Perri reiterated these arguments on Monday, saying the Christmas parade tragedy has become more than just a high-profile case for local residents but something they are confronted with daily, including through community events, fundraisers, signs and functions of groups like Waukesha Strong, an entity whose Facebook group has around 6,600 members.

Opper offered that rigorous voir dire and other screening processes are enough to empanel an impartial 16-member jury out of the more than 1,500 people that responded to a jury questionnaire sent out earlier this year. The prosecutor said “there hasn’t been anything unfair or prejudicial to Mr. Brooks overall in the community’s response,” to the crash.

Citing U.S. Supreme Court precedent—including Sheppard v. Maxwell, a case involving the right to a fair trial balanced amid intense media coverage, and the high court’s recent decision in the Boston Marathon bombing case that in part affirmed how the trial court vetted jurors—as well as state court case law, Waukesha County Circuit Court Judge Jennifer Dorow found moving Brooks’ trial out of Waukesha was unnecessary to give him a fair trial and denied his motion.

Regarding the media scrutiny of Brooks’ case, Dorow found “in general, the nature of the publicity has been factual and objective…and not an attempt to influence public opinion on the guilt or innocence of Mr.
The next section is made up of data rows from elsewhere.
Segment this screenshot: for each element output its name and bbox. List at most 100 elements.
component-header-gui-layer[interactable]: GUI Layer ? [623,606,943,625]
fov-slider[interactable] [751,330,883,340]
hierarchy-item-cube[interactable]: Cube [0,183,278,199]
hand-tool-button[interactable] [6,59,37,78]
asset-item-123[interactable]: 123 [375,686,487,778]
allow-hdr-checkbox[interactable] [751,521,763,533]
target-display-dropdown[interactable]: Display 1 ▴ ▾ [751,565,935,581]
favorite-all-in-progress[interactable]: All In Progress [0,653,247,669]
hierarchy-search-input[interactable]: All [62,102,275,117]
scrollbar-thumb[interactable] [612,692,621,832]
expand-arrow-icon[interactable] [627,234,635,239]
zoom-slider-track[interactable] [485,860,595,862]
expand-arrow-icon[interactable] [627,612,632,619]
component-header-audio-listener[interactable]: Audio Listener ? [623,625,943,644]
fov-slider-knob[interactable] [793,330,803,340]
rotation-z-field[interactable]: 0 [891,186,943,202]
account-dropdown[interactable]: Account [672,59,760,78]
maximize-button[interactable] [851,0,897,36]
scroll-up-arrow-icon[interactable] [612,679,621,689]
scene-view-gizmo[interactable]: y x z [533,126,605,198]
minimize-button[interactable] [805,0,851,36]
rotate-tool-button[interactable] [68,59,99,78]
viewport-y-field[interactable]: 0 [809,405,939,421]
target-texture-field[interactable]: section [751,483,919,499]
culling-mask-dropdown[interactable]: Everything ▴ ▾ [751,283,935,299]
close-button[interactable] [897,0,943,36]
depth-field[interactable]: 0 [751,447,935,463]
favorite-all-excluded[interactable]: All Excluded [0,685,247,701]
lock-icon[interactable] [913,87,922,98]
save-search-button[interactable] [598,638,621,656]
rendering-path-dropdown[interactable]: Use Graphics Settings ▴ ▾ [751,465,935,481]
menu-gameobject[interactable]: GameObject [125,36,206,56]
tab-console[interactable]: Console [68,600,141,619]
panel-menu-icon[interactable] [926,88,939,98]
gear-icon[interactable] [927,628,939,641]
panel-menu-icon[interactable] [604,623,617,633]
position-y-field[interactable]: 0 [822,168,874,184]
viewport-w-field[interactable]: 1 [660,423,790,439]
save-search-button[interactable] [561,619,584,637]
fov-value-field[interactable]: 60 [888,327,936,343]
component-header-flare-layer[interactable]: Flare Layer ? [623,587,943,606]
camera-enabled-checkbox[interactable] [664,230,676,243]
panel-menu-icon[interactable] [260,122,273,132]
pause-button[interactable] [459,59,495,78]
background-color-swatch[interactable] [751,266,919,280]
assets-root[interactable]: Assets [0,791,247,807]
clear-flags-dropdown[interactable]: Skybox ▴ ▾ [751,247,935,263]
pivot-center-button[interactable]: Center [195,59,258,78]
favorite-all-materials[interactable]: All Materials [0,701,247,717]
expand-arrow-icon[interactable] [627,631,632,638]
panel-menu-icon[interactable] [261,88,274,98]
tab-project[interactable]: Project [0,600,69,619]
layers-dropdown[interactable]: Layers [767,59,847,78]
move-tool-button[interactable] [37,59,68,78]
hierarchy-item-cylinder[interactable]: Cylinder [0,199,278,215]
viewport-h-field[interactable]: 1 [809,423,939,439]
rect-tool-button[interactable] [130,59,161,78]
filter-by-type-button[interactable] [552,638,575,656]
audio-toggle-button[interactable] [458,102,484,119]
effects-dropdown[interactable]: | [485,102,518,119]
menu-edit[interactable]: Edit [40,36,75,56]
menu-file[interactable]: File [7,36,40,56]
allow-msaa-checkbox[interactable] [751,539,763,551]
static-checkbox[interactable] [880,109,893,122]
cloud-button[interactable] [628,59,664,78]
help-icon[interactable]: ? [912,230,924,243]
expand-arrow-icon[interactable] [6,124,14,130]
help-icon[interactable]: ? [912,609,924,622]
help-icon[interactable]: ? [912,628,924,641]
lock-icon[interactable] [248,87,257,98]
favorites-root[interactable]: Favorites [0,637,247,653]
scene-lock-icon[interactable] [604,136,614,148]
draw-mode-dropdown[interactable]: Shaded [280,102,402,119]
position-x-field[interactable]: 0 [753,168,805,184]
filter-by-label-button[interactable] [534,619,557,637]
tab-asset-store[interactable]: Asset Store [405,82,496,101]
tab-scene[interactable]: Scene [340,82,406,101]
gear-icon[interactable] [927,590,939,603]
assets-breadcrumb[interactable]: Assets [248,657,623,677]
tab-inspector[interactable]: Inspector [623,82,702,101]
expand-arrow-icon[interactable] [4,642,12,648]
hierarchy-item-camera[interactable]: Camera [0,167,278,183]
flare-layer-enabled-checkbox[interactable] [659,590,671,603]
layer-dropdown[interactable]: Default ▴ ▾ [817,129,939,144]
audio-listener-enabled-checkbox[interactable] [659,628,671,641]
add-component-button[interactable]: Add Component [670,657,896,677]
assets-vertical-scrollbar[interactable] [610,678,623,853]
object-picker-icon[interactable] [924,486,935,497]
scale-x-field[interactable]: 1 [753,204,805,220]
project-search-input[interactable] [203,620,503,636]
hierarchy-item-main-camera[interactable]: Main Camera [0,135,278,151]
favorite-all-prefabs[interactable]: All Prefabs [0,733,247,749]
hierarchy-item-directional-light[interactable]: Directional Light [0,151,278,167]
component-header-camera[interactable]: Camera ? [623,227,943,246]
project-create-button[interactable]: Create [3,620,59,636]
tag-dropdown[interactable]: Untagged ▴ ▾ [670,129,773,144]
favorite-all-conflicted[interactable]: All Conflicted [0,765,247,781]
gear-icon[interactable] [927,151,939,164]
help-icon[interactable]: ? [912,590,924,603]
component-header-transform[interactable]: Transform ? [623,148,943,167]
Brooks.” Jurors “need not be ignorant or a blank slate” in order to be impartial, Dorow said, and she assured that further screening processes will be adequate to protect Brooks’ constitutional rights at his trial, which is scheduled to begin on Oct. 3.

Dorow partially granted the defense’s motion to sequester the jury for their client’s trial. She cited how the jury was handled in the politically charged trial of Kyle Rittenhouse—jurors then were kept anonymous to the public, securely transported to and from court daily, and sequestered at the courthouse during court days and allowed to go home at the end of the day—as a successful model upon which to base Brooks’ days in court.
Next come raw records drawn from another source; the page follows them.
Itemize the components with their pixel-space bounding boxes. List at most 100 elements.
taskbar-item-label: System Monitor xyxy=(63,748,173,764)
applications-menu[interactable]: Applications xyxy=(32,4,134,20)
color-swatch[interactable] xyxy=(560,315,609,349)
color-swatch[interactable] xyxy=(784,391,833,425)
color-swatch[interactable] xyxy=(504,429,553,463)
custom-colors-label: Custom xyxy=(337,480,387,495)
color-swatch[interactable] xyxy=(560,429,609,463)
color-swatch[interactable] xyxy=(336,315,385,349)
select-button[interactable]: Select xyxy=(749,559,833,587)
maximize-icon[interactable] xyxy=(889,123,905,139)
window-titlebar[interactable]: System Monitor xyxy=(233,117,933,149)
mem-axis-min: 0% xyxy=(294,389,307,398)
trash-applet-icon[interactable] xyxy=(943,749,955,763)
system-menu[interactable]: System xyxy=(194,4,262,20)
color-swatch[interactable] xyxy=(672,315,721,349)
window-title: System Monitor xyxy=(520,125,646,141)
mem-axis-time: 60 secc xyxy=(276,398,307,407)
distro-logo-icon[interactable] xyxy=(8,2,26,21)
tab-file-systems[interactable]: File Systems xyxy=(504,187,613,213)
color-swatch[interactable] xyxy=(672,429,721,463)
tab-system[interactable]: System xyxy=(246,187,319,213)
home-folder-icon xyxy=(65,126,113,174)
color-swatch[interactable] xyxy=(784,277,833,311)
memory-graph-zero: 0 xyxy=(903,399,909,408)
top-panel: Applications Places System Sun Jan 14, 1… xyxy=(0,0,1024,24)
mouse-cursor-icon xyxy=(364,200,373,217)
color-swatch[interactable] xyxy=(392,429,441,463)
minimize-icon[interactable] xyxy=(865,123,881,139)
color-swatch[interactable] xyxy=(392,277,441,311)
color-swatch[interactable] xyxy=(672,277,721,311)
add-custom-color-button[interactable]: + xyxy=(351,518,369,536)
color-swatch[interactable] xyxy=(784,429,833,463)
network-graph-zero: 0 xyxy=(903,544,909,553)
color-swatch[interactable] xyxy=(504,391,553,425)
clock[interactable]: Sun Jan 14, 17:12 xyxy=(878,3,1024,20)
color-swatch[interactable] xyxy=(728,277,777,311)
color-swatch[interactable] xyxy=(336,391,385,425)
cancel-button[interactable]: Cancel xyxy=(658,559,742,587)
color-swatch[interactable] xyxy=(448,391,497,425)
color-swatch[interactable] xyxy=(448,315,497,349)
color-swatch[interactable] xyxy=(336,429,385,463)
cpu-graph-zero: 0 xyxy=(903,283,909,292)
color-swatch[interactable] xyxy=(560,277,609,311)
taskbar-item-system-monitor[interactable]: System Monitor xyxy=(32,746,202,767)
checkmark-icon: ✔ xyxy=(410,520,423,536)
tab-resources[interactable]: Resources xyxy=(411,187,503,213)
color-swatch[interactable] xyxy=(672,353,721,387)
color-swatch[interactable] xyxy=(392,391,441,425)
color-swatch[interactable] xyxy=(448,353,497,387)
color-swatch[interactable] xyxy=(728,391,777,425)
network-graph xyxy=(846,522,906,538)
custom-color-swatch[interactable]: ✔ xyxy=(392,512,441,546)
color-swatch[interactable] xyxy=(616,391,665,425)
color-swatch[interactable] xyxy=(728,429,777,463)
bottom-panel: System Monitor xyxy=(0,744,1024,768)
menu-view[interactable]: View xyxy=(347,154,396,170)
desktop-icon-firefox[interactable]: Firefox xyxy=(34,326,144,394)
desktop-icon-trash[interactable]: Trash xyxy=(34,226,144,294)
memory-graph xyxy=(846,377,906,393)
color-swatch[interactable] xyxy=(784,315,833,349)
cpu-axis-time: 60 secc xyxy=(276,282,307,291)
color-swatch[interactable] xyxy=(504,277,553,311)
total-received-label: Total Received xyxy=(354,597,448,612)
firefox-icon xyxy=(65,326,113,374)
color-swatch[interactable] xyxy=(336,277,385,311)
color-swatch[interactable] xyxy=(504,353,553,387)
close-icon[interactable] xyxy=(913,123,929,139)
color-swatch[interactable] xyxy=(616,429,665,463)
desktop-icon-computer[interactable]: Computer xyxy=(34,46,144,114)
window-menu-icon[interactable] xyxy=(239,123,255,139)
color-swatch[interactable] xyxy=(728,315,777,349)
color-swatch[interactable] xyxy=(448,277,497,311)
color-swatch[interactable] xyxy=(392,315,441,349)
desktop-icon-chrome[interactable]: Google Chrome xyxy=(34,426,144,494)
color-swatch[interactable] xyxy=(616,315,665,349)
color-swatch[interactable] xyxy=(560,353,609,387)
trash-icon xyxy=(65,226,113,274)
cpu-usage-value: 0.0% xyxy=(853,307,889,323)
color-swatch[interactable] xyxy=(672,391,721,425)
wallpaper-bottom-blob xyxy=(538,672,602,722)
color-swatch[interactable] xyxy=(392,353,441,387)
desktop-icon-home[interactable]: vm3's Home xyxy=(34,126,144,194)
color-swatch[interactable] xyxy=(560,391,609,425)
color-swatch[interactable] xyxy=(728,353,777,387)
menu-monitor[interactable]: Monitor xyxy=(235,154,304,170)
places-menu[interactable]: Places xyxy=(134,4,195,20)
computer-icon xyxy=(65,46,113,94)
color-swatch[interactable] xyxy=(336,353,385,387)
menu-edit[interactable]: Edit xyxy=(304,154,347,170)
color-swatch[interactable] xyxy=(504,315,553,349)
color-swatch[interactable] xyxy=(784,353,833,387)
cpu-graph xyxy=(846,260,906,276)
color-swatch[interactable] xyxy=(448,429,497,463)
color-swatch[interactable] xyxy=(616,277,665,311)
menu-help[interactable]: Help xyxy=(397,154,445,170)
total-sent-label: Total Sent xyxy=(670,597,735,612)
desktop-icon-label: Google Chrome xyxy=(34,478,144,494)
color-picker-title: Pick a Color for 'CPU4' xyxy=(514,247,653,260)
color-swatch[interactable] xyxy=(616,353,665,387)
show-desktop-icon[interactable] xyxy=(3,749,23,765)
Brooks is alleged to have driven his red Ford Escape down Main Street in Waukesha during its annual Christmas parade on the afternoon of Nov. 21, striking dozens of participants and spectators and killing six people, including a child.

The six deceased victims were identified as Virginia Sorenson, 79; LeAnna Owen, 71; Tamara Durand, 52; Jane Kulich, 52; Wilhelm Hospel, 81; and Jackson Sparks, 8.
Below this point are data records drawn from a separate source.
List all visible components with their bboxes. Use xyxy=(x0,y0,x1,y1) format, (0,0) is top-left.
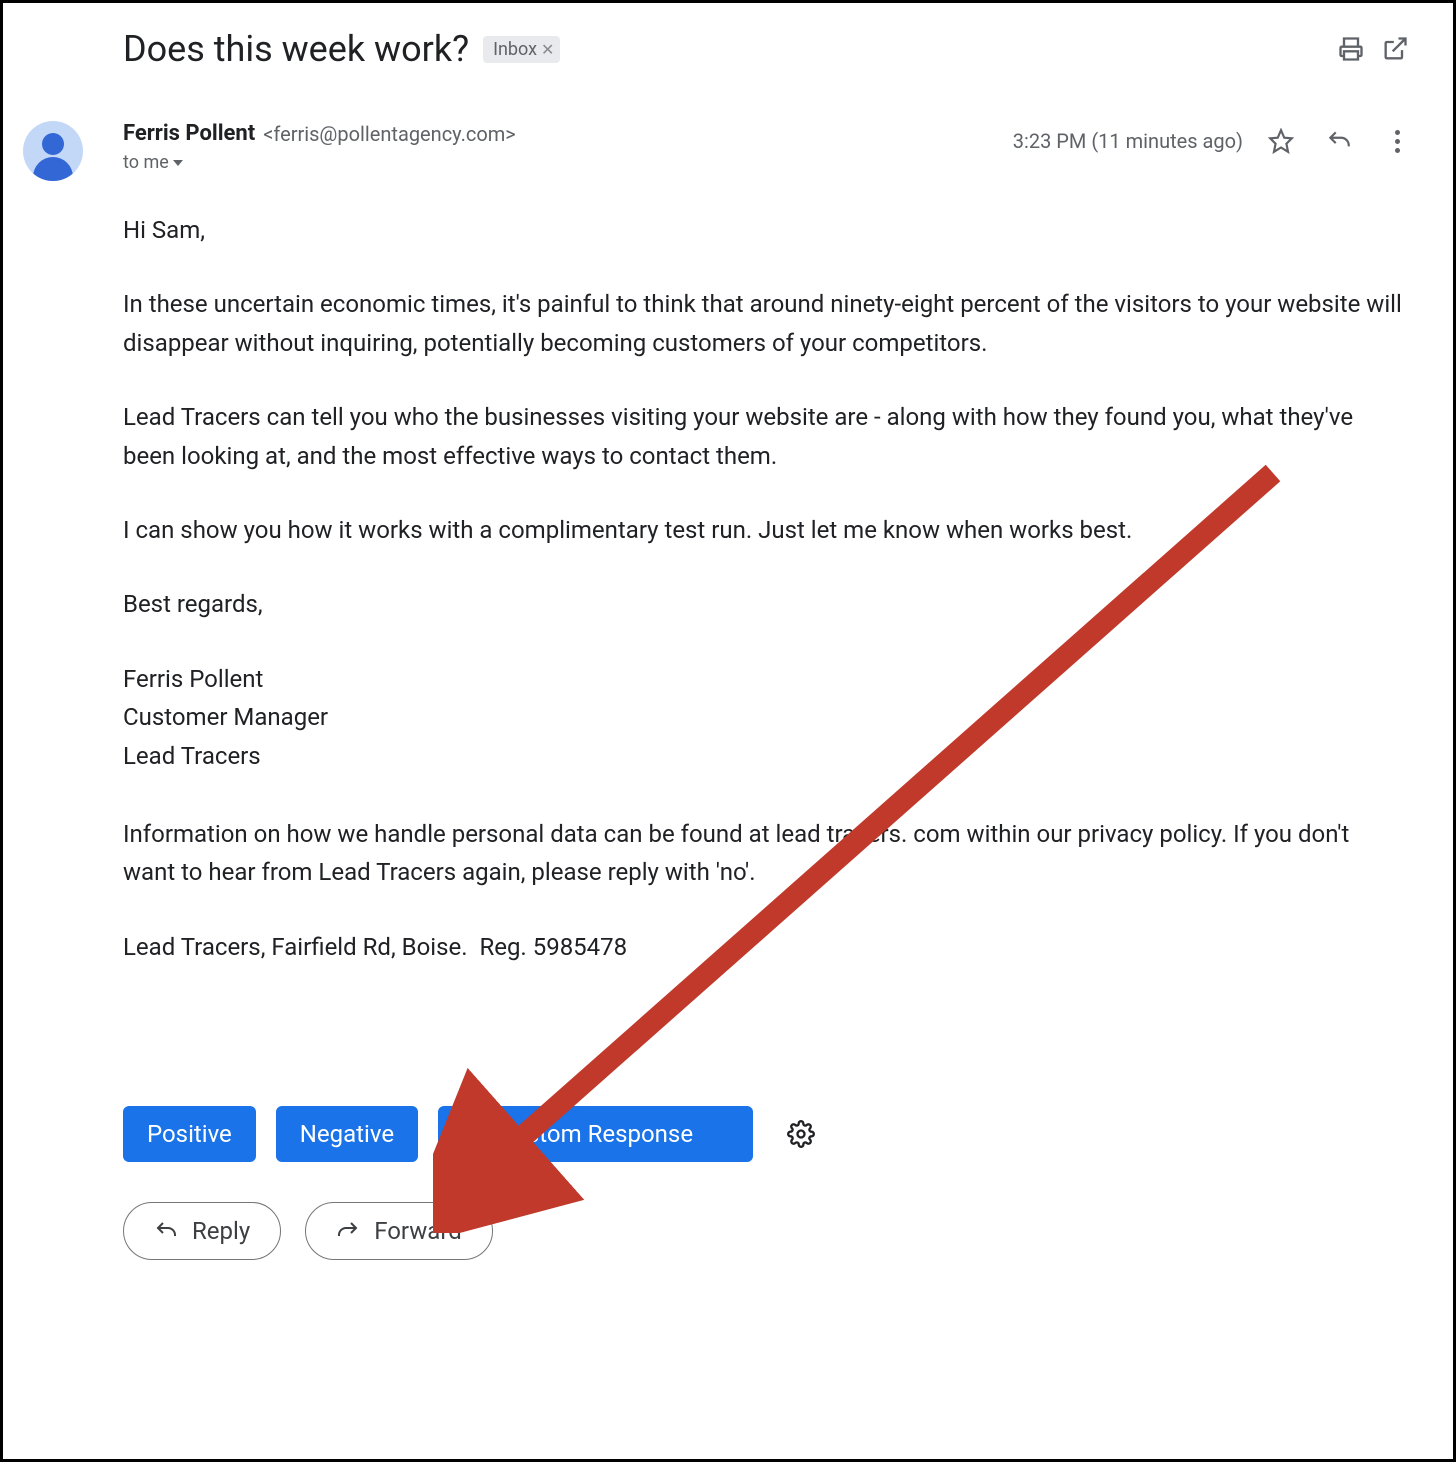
signature-title: Customer Manager xyxy=(123,698,1403,736)
inbox-label-text: Inbox xyxy=(493,39,537,60)
star-icon[interactable] xyxy=(1261,121,1301,161)
gear-icon[interactable] xyxy=(783,1116,819,1152)
sender-name: Ferris Pollent xyxy=(123,121,255,146)
sender-email: <ferris@pollentagency.com> xyxy=(263,122,516,146)
timestamp: 3:23 PM (11 minutes ago) xyxy=(1013,129,1243,153)
avatar[interactable] xyxy=(23,121,83,181)
body-address: Lead Tracers, Fairfield Rd, Boise. Reg. … xyxy=(123,928,1403,966)
reply-icon[interactable] xyxy=(1319,121,1359,161)
body-para: Lead Tracers can tell you who the busine… xyxy=(123,398,1403,475)
sender-row: Ferris Pollent <ferris@pollentagency.com… xyxy=(23,121,1417,181)
reply-button[interactable]: Reply xyxy=(123,1202,281,1260)
inbox-label-chip[interactable]: Inbox ✕ xyxy=(483,36,560,63)
positive-button[interactable]: Positive xyxy=(123,1106,256,1162)
to-recipient[interactable]: to me xyxy=(123,152,1013,173)
negative-button[interactable]: Negative xyxy=(276,1106,418,1162)
body-greeting: Hi Sam, xyxy=(123,211,1403,249)
email-body: Hi Sam, In these uncertain economic time… xyxy=(123,211,1403,966)
body-signoff: Best regards, xyxy=(123,585,1403,623)
custom-response-button[interactable]: Custom Response xyxy=(438,1106,753,1162)
open-new-window-icon[interactable] xyxy=(1373,27,1417,71)
chevron-down-icon xyxy=(173,160,183,166)
print-icon[interactable] xyxy=(1329,27,1373,71)
more-icon[interactable] xyxy=(1377,121,1417,161)
forward-button[interactable]: Forward xyxy=(305,1202,493,1260)
reply-label: Reply xyxy=(192,1217,250,1245)
body-para: I can show you how it works with a compl… xyxy=(123,511,1403,549)
body-footer: Information on how we handle personal da… xyxy=(123,815,1403,892)
forward-label: Forward xyxy=(374,1217,462,1245)
signature-name: Ferris Pollent xyxy=(123,660,1403,698)
email-subject: Does this week work? xyxy=(123,28,469,70)
body-para: In these uncertain economic times, it's … xyxy=(123,285,1403,362)
email-view: Does this week work? Inbox ✕ Ferris Poll… xyxy=(0,0,1456,1462)
remove-label-icon[interactable]: ✕ xyxy=(541,40,554,59)
signature-company: Lead Tracers xyxy=(123,737,1403,775)
response-actions: Positive Negative Custom Response xyxy=(123,1106,1417,1162)
email-header: Does this week work? Inbox ✕ xyxy=(23,27,1417,71)
reply-forward-row: Reply Forward xyxy=(123,1202,1417,1260)
to-text: to me xyxy=(123,152,169,173)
Brooks’ charges include the five counts of first-degree intentional homicide in the Waukesha County District Attorney’s offices’ initial criminal complaint, a sixth homicide for Sparks added later, and more than 70 other counts in an amended complaint.

Police witnesses have testified that Brooks ignored officers shouting at him to stop as he slowly drove through the parade staging area, then increased speed through the parade route while sometimes driving in a “zigzagging motion” as if intentionally aiming for people. Reported injuries to victims range from road rash to skull fractures and other blunt force trauma.

Brooks’ attorneys have posited that he may have been unable to leave the parade route because it was blocked off, and he may have been swerving to avoid hitting people, not intentionally hit them. Brooks allegedly told officers after his capture that he didn’t mean to kill anybody.

The suspect also faces felony bail jumping and battery domestic abuse charges stemming from an alleged altercation he had with his girlfriend—whom he was barred from contacting under bail conditions in a Milwaukee felony case—at a park near the parade route before the crash.

Brooks is accused of felony witness intimidation and bail jumping in a Milwaukee County Circuit Court complaint filed in December, which says he threatened his girlfriend with retribution if she did not retract statements she made to police in a different felony case in which he is charged with intentionally running her over with his car—the same car he allegedly used in the parade crash.

Brooks faces life imprisonment without parole if convicted of one of the homicide charges he faces. He remains imprisoned at the Waukesha County Jail on $5 million bail ahead of his trial.